É sabido que alguns estados do Brasil estão aprovando e aplicando leis que proíbem a utilização de canudos plásticos.
 
Aqui em São Paulo, na semana passada, mais precisamente dia 25, o prefeito Bruno Covas sancionou o projeto de lei que proíbe o fornecimento de canudos plásticos na capital.
 
O texto é de autoria do vereador Reginaldo Tripoli e segundo Covas, a Prefeitura tem agora 180 dias para a regulamentar a proibição.
 
A regulamentação irá definir:
  • Exceções à proibição (como pessoas com deficiência que precisam de canudos plásticos para sugar líquidos)
  • Como as fiscalizações serão feitas

Já no início da discussão já vimos bares que deixaram de distribuir o canudo.  Acima de tudo, o maior fiscal é o próprio povo. A partir do momento que o povo deixa de usa e de pedir, as práticas mudam


Afirmou o prefeito.
 
Medida que deveria ser comemorada mas muitos acreditam que essa proibição fará aumentar a utilização de outros itens de plástico como copos descartáveis.
 
Controvérsias à parte, acredito que o caminho e a jornada para ficarmos livres de plástico é enorme e precisa começar em algum momento e de algum ponto. Mesmo que nesse primeiro momento ocorra uma adequação das fábricas, estabelecimentos e principalmente dos consumidores.
 
Os canudos de plástico se tornaram um grande problema ecológico. Eles já representam 4% de todo o lixo plástico produzido no mundo e, como são feitos dos plásticos polipropileno e poliestireno, não são biodegradáveis e sua reciclagem é difícil. Eles podem levar até mil anos para se decompor no meio ambiente.
 
Seguem algumas curiosidades que são importantes de serem sabidas para que assim possa haver uma mudança de pensamento e comportamento:
  • Vida útil de um canudo: 4 minutos e demora em até 400 anos para se decompor, ele vai se desagregando e se transformando em partículas menores, micro-plásticos (não desaparece) e para os animais marítimos esse material entra na cadeia alimentar e os animais o consomem.

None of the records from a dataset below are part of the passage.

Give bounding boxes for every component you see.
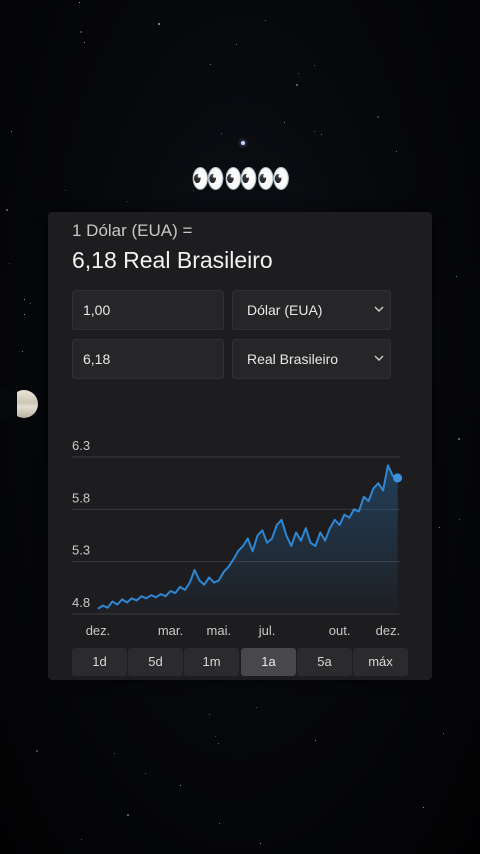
star-dot [321,134,322,135]
star-dot [180,785,181,786]
star-dot [314,65,315,66]
star-dot [209,714,210,715]
star-dot [260,843,261,844]
star-dot [158,23,160,25]
star-dot [423,807,424,808]
star-dot [81,839,82,840]
x-tick-label: out. [329,623,351,638]
star-dot [145,773,146,774]
star-dot [256,707,257,708]
x-tick-label: jul. [258,623,276,638]
star-dot [22,351,23,352]
star-dot [396,151,397,152]
y-tick-label: 5.8 [72,490,90,505]
range-button-1a[interactable]: 1a [241,648,296,676]
range-button-5a[interactable]: 5a [297,648,352,676]
x-tick-label: mai. [207,623,232,638]
star-dot [377,116,379,118]
star-dot [30,303,31,304]
star-dot [314,131,315,132]
star-dot [114,753,115,754]
x-tick-label: mar. [158,623,183,638]
range-button-5d[interactable]: 5d [128,648,183,676]
star-dot [298,73,299,74]
star-dot [315,740,316,741]
currency-converter-widget: 1 Dólar (EUA) = 6,18 Real Brasileiro 1,0… [48,212,432,680]
y-tick-label: 5.3 [72,543,90,558]
y-tick-label: 6.3 [72,438,90,453]
range-button-1d[interactable]: 1d [72,648,127,676]
star-dot [221,133,222,134]
star-dot [79,2,80,3]
star-dot [236,44,237,45]
range-button-1m[interactable]: 1m [184,648,239,676]
satellite-dot [241,141,245,145]
planet-shadow [0,388,17,420]
star-dot [126,201,127,202]
star-dot [215,736,216,737]
star-dot [443,733,444,734]
star-dot [265,20,266,21]
exchange-rate-chart: 6.3 5.8 5.3 4.8 dez. mar. mai. jul. out. dez. [72,438,403,638]
star-dot [84,42,85,43]
star-dot [219,823,220,824]
star-dot [439,527,440,528]
star-dot [210,64,211,65]
star-dot [127,814,129,816]
star-dot [459,519,460,520]
star-dot [24,299,25,300]
x-tick-label: dez. [86,623,111,638]
eyes-emoji-row: 👀👀👀 [190,162,292,195]
range-button-máx[interactable]: máx [353,648,408,676]
star-dot [11,131,12,132]
y-tick-label: 4.8 [72,595,90,610]
star-dot [24,314,25,315]
chart-current-point [393,473,403,483]
star-dot [36,750,38,752]
star-dot [80,31,82,33]
star-dot [9,263,10,264]
star-dot [456,276,457,277]
star-dot [6,209,8,211]
star-dot [65,190,66,191]
star-dot [296,84,298,86]
star-dot [218,743,219,744]
x-tick-label: dez. [376,623,401,638]
star-dot [458,438,460,440]
wallpaper-background: 👀👀👀 1 Dólar (EUA) = 6,18 Real Brasileiro… [0,0,480,854]
star-dot [284,122,285,123]
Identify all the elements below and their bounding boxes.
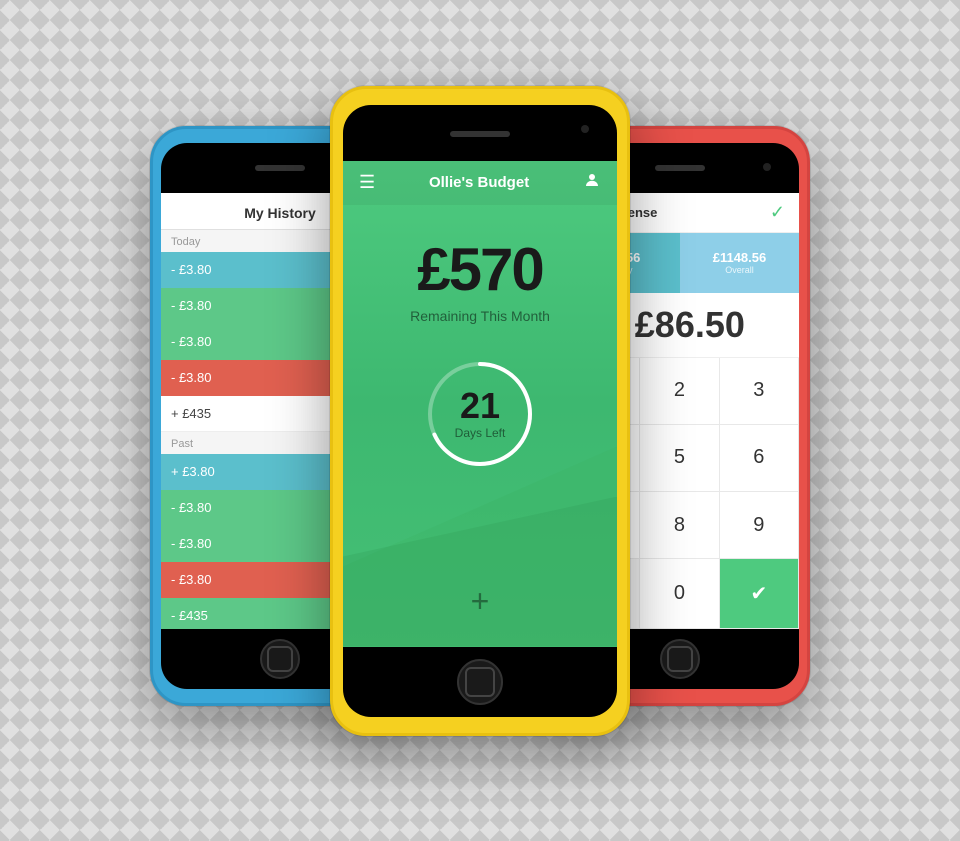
item-amount: - £3.80 [171, 572, 211, 587]
item-amount: - £3.80 [171, 334, 211, 349]
item-amount: - £3.80 [171, 370, 211, 385]
phone-center: ☰ Ollie's Budget £570 Remaining This Mon… [330, 86, 630, 736]
item-amount: - £3.80 [171, 536, 211, 551]
history-title: My History [244, 205, 316, 221]
budget-amount: £570 [417, 235, 542, 304]
days-number: 21 [455, 388, 506, 424]
key-0[interactable]: 0 [640, 559, 719, 628]
item-amount: + £435 [171, 406, 211, 421]
budget-header-title: Ollie's Budget [429, 174, 529, 191]
overall-amount: £1148.56 [713, 250, 767, 265]
remaining-label: Remaining This Month [410, 308, 550, 324]
expense-amount: £86.50 [635, 304, 745, 346]
key-confirm[interactable]: ✔ [720, 559, 799, 628]
add-expense-button[interactable]: + [455, 577, 505, 627]
item-amount: + £3.80 [171, 464, 215, 479]
home-button-center[interactable] [457, 659, 503, 705]
days-label: Days Left [455, 426, 506, 440]
home-button-left[interactable] [260, 639, 300, 679]
item-amount: - £3.80 [171, 298, 211, 313]
phones-container: My History Today - £3.80 - £3.80 - £3.80… [130, 46, 830, 796]
item-amount: - £435 [171, 608, 208, 623]
overall-total: £1148.56 Overall [680, 233, 799, 293]
budget-screen: ☰ Ollie's Budget £570 Remaining This Mon… [343, 161, 617, 647]
key-2[interactable]: 2 [640, 358, 719, 425]
home-button-right[interactable] [660, 639, 700, 679]
overall-label: Overall [725, 265, 754, 275]
item-amount: - £3.80 [171, 262, 211, 277]
key-5[interactable]: 5 [640, 425, 719, 492]
profile-icon[interactable] [583, 171, 601, 194]
key-8[interactable]: 8 [640, 492, 719, 559]
check-icon[interactable]: ✓ [770, 202, 785, 223]
key-3[interactable]: 3 [720, 358, 799, 425]
menu-icon[interactable]: ☰ [359, 172, 375, 193]
item-amount: - £3.80 [171, 500, 211, 515]
days-circle: 21 Days Left [420, 354, 540, 474]
key-6[interactable]: 6 [720, 425, 799, 492]
budget-header: ☰ Ollie's Budget [343, 161, 617, 205]
key-9[interactable]: 9 [720, 492, 799, 559]
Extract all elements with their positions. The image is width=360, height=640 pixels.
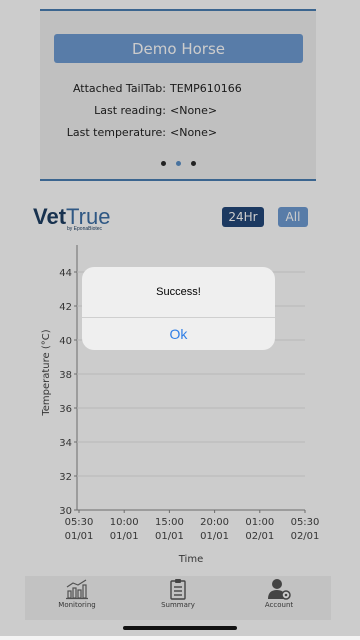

  • Todos os anos 100 mil animais marinhos morrem por ingerir plásticos, aves 1 milhão de aves.
  • Falando de nós, humanos, os micro-plásticos já estão sendo encontrados na água que a população bebe.
Nos últimos 2 anos 904 tartarugas e 620 aves mortas por ingerir plásticos no raio de 100 km de praia entre Peruíbe e Bertioga.
  • Os ecologistas calculam que todos os anos 8 milhões de toneladas de plástico vão parar nos oceanos, calculam que até 2050 terá mais plásticos nos mares que peixes.
  • Cientistas acreditam que 90% dos peixes já comeram plásticos alguma vez.
  • Somente na orla do Rio de Janeiro existem 300 quiosques que vendem 300 cocos por dia totalizando 90.000 canudos por dia.
  • Existem lanchonetes que utilizam cerca de 3000 canudos plásticos por semana.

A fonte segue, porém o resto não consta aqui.